A pesare sono soprattutto gli abbandoni di rifiuti. «Il dato del 2024 è legato al numero di abbandoni che ritiriamo in città, che finiscono nel non differenziato», spiega Paolo Zorzoli Rossi, consigliere di amministrazione di Asm-Isa. Un fenomeno diffuso tra centro e campagne, che si traduce in tonnellate di rifiuti raccolti a spese della collettività, con effetti diretti sui costi e sulla Tari.
Per provare a invertire la tendenza, Asm-Isa guarda al 2026: in programma la trasformazione della piazzola di via Ceresio, che dovrebbe accogliere tutte le tipologie di materiali, come già avviene in via Ristori, e avere orari di apertura più ampi. Allo studio anche un rafforzamento dei processi di selezione dei materiali, in collaborazione con altri soggetti.
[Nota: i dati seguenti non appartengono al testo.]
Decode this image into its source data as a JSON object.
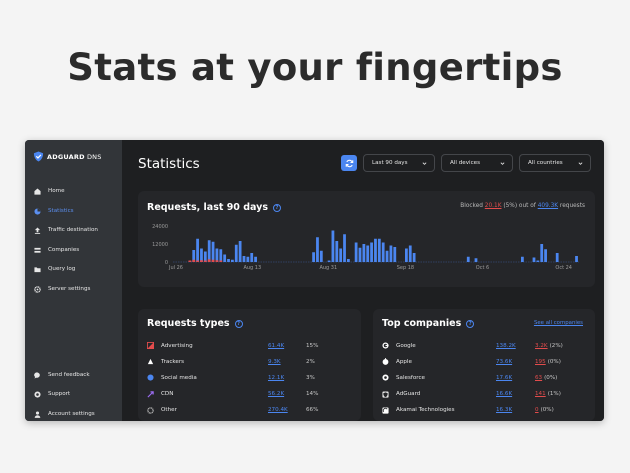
{
  "headline": "Stats at your fingertips",
  "app": {
    "logo": {
      "brand": "ADGUARD",
      "suffix": " DNS"
    },
    "sidebar": {
      "items": [
        {
          "label": "Home",
          "icon": "home-icon"
        },
        {
          "label": "Statistics",
          "icon": "statistics-icon",
          "active": true
        },
        {
          "label": "Traffic destination",
          "icon": "upload-icon"
        },
        {
          "label": "Companies",
          "icon": "companies-icon"
        },
        {
          "label": "Query log",
          "icon": "folder-icon"
        },
        {
          "label": "Server settings",
          "icon": "gear-icon"
        }
      ],
      "bottom_items": [
        {
          "label": "Send feedback",
          "icon": "chat-icon"
        },
        {
          "label": "Support",
          "icon": "support-icon"
        },
        {
          "label": "Account settings",
          "icon": "user-icon"
        }
      ]
    },
    "header": {
      "title": "Statistics",
      "filters": {
        "period": "Last 90 days",
        "devices": "All devices",
        "countries": "All countries"
      }
    },
    "requests_card": {
      "title": "Requests, last 90 days",
      "blocked_prefix": "Blocked ",
      "blocked_count": "20.1K",
      "blocked_mid": " (5%) out of ",
      "total_count": "409.3K",
      "blocked_suffix": " requests"
    },
    "chart_data": {
      "type": "bar",
      "yticks": [
        "24000",
        "12000",
        "0"
      ],
      "ylim": [
        0,
        24000
      ],
      "x_labels": [
        "Jul 26",
        "Aug 13",
        "Aug 31",
        "Sep 18",
        "Oct 6",
        "Oct 24"
      ],
      "series": [
        {
          "values": [
            0,
            0,
            0,
            0,
            800,
            8000,
            15500,
            9000,
            7000,
            14500,
            13500,
            9000,
            8500,
            5000,
            2000,
            1500,
            11500,
            14000,
            4000,
            3500,
            6000,
            3500,
            0,
            0,
            0,
            0,
            0,
            0,
            0,
            0,
            0,
            0,
            0,
            0,
            0,
            0,
            6500,
            16500,
            7500,
            0,
            1000,
            21000,
            14000,
            9000,
            18500,
            2000,
            0,
            13000,
            9500,
            12000,
            11000,
            13000,
            15500,
            15500,
            13000,
            7500,
            11000,
            10000,
            0,
            0,
            9000,
            11000,
            6000,
            0,
            0,
            0,
            0,
            0,
            0,
            0,
            0,
            0,
            0,
            0,
            0,
            0,
            3500,
            0,
            2500,
            0,
            0,
            0,
            0,
            0,
            0,
            0,
            0,
            0,
            0,
            0,
            3500,
            0,
            0,
            3000,
            1000,
            12000,
            8500,
            0,
            0,
            6000,
            0,
            0,
            0,
            0,
            4000
          ]
        },
        {
          "values": [
            0,
            0,
            0,
            0,
            500,
            1500,
            1000,
            1200,
            500,
            1800,
            1500,
            1200,
            500,
            0,
            0,
            0,
            0,
            0,
            0,
            0,
            0,
            0,
            0,
            0,
            0,
            0,
            0,
            0,
            0,
            0,
            0,
            0,
            0,
            0,
            0,
            0,
            0,
            0,
            0,
            0,
            0,
            0,
            0,
            0,
            0,
            0,
            0,
            0,
            0,
            0,
            0,
            0,
            0,
            0,
            0,
            0,
            0,
            0,
            0,
            0,
            0,
            0,
            0,
            0,
            0,
            0,
            0,
            0,
            0,
            0,
            0,
            0,
            0,
            0,
            0,
            0,
            0,
            0,
            0,
            0,
            0,
            0,
            0,
            0,
            0,
            0,
            0,
            0,
            0,
            0,
            0,
            0,
            0,
            0,
            0,
            0,
            0,
            0,
            0,
            0,
            0,
            0,
            0,
            0,
            0
          ]
        }
      ],
      "colors": {
        "requests": "#4b86f0",
        "blocked": "#e24c4c"
      }
    },
    "request_types": {
      "title": "Requests types",
      "rows": [
        {
          "label": "Advertising",
          "count": "61.4K",
          "pct": "15%",
          "icon": "advertising-icon",
          "color": "#e24c4c"
        },
        {
          "label": "Trackers",
          "count": "9.3K",
          "pct": "2%",
          "icon": "trackers-icon",
          "color": "#ffffff"
        },
        {
          "label": "Social media",
          "count": "12.1K",
          "pct": "3%",
          "icon": "social-media-icon",
          "color": "#4b86f0"
        },
        {
          "label": "CDN",
          "count": "56.2K",
          "pct": "14%",
          "icon": "cdn-icon",
          "color": "#9b6cf0"
        },
        {
          "label": "Other",
          "count": "270.4K",
          "pct": "66%",
          "icon": "other-icon",
          "color": "#b0b0b0"
        }
      ]
    },
    "top_companies": {
      "title": "Top companies",
      "see_all": "See all companies",
      "rows": [
        {
          "label": "Google",
          "count": "138.2K",
          "blocked": "3.2K",
          "pct": "(2%)",
          "icon": "google-icon"
        },
        {
          "label": "Apple",
          "count": "73.6K",
          "blocked": "195",
          "pct": "(0%)",
          "icon": "apple-icon"
        },
        {
          "label": "Salesforce",
          "count": "17.6K",
          "blocked": "63",
          "pct": "(0%)",
          "icon": "salesforce-icon"
        },
        {
          "label": "AdGuard",
          "count": "16.6K",
          "blocked": "141",
          "pct": "(1%)",
          "icon": "adguard-icon"
        },
        {
          "label": "Akamai Technologies",
          "count": "16.3K",
          "blocked": "0",
          "pct": "(0%)",
          "icon": "akamai-icon"
        }
      ]
    }
  }
}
Intanto la società deve fare i conti anche con nodi organizzativi: il direttore tecnico è prossimo alla pensione e il consiglio di amministrazione è ridotto a due membri dopo le dimissioni di un consigliere, in attesa di integrazione. Una situazione che rende ancora più complessa la sfida di migliorare la qualità e i numeri della raccolta differenziata a Vigevano.